Par ailleurs, avec la pénurie constante de fuel à cause du blocus israélien sur les produits pétroliers à Gaza, des centaines de milliers de Gazaouis restent des jours entiers sans électricité et les fruits frais et les légumes deviennent extrêmement rares et chers à cause de la fermeture hermétique des points de passage.
Toutefois, même si on ne considère que ce seul problème - le refus de laisser ces étudiants voyager aux Etats-Unis pour étudier – c’est une violation flagrante du droit intrinsèque à l’éducation. Comment sept brillants, jeunes ambitieux Palestiniens qui chercheraient seulement à s’améliorer eux-mêmes et par là leur pays pourraient-ils être une menace pour la sécurité d’Israël ?
Même la Secrétaire Rice a paru troublée par cette décision. « Si vous ne pouvez pas occuper les jeunes et leur donner de vrais horizons à leurs attentes et leurs rêves, je ne sais pas s’il y aura un futur pour la Palestine » a-t-elle dit.

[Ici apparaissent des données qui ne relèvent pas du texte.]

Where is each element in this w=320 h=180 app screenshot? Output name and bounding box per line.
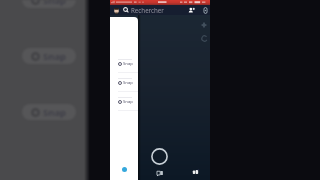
button[interactable]: Chat bbox=[155, 168, 165, 178]
button[interactable]: Snap bbox=[110, 95, 138, 114]
button[interactable]: Snap bbox=[22, 48, 76, 64]
button[interactable]: Snap bbox=[110, 76, 138, 95]
staticText: Rechercher bbox=[131, 6, 164, 14]
button[interactable]: Flash bbox=[199, 20, 209, 30]
button[interactable]: Flip camera bbox=[199, 33, 209, 43]
button[interactable]: Snap bbox=[22, 0, 76, 8]
button[interactable]: Profile bbox=[113, 7, 120, 14]
button[interactable]: Snap bbox=[22, 104, 76, 120]
staticText: Snap bbox=[43, 0, 67, 7]
button[interactable]: Snap bbox=[110, 57, 138, 76]
button[interactable]: More options bbox=[201, 6, 209, 14]
staticText: Snap bbox=[123, 61, 133, 67]
button[interactable]: Stories bbox=[191, 167, 201, 177]
staticText: Snap bbox=[43, 106, 67, 119]
button[interactable]: Add friend bbox=[187, 6, 196, 15]
staticText: Snap bbox=[123, 99, 133, 105]
staticText: Snap bbox=[123, 80, 133, 86]
button[interactable]: Capture bbox=[151, 148, 168, 165]
staticText: Snap bbox=[43, 50, 67, 63]
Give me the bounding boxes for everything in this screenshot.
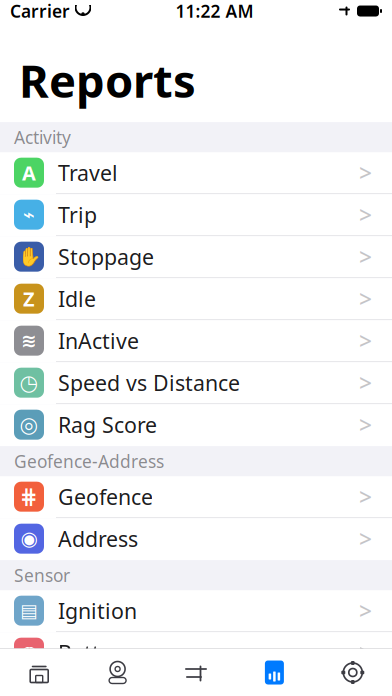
- staticText: ✋: [18, 246, 40, 267]
- button[interactable]: ◍: [0, 632, 392, 674]
- staticText: A: [22, 159, 36, 186]
- staticText: Activity: [14, 126, 71, 149]
- staticText: Stoppage: [58, 242, 154, 271]
- staticText: Geofence-Address: [14, 450, 164, 473]
- staticText: >: [359, 638, 372, 668]
- staticText: Geofence: [58, 482, 153, 511]
- staticText: ◍: [20, 641, 38, 664]
- button[interactable]: ≋: [0, 320, 392, 362]
- staticText: Address: [58, 524, 138, 553]
- staticText: Z: [23, 285, 35, 312]
- button[interactable]: A: [0, 152, 392, 194]
- staticText: Speed vs Distance: [58, 368, 240, 397]
- staticText: Idle: [58, 284, 96, 313]
- staticText: >: [359, 242, 372, 272]
- button[interactable]: ⋕: [0, 476, 392, 518]
- button[interactable]: Reports: [235, 660, 314, 686]
- staticText: >: [359, 284, 372, 314]
- staticText: ◷: [20, 371, 38, 395]
- staticText: ≋: [21, 330, 37, 351]
- staticText: Rag Score: [58, 410, 157, 439]
- button[interactable]: Track: [157, 660, 235, 684]
- staticText: Trip: [58, 200, 97, 229]
- staticText: >: [359, 680, 372, 696]
- staticText: >: [359, 596, 372, 626]
- staticText: ▤: [20, 600, 38, 621]
- staticText: InActive: [58, 326, 139, 355]
- staticText: >: [359, 482, 372, 512]
- button[interactable]: ◉: [0, 518, 392, 560]
- button[interactable]: ✋: [0, 236, 392, 278]
- staticText: Ignition: [58, 596, 137, 625]
- button[interactable]: ◷: [0, 362, 392, 404]
- staticText: Battery: [58, 638, 132, 667]
- staticText: Reports: [19, 50, 196, 110]
- staticText: >: [359, 410, 372, 440]
- staticText: Temperature: [58, 680, 186, 696]
- staticText: >: [359, 326, 372, 356]
- staticText: Travel: [58, 158, 118, 187]
- button[interactable]: ▤: [0, 590, 392, 632]
- staticText: >: [359, 524, 372, 554]
- staticText: >: [359, 200, 372, 230]
- staticText: ◐: [20, 683, 38, 696]
- staticText: Carrier: [10, 0, 70, 22]
- staticText: >: [359, 368, 372, 398]
- button[interactable]: ⌁: [0, 194, 392, 236]
- button[interactable]: Home: [0, 660, 78, 684]
- button[interactable]: Z: [0, 278, 392, 320]
- staticText: Sensor: [14, 564, 70, 587]
- staticText: ⌁: [23, 203, 35, 226]
- staticText: ◉: [20, 527, 38, 550]
- button[interactable]: Places: [78, 660, 157, 686]
- button[interactable]: Settings: [314, 660, 392, 686]
- button[interactable]: ◎: [0, 404, 392, 446]
- staticText: 11:22 AM: [176, 0, 254, 22]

Par ailleurs, Israël ne joue guère selon ses propres règles. Si des étudiants ne constituent pas « un cas humanitaire », cela semble peu probable que des hommes d’affaires le soient aussi. Cela n’a pas été le cas la semaine dernière quand 122 hommes d’affaires de Gaza ont pu aller à Bethléem à la Conférence sur l’investissement en Palestine, bien sûr avec l’agrément d’Israël. En conséquence, ce n’est pas réellement ce qui concerne les mesures pour la sécurité d’Israël mais ce qui pourrait servir ses intérêts. Donner un coup de pouce à des hommes d’affaires non Hamas à Gaza pourrait certainement aider à gonfler les parties de l’économie qui ne sont pas connectées au mouvement islamique.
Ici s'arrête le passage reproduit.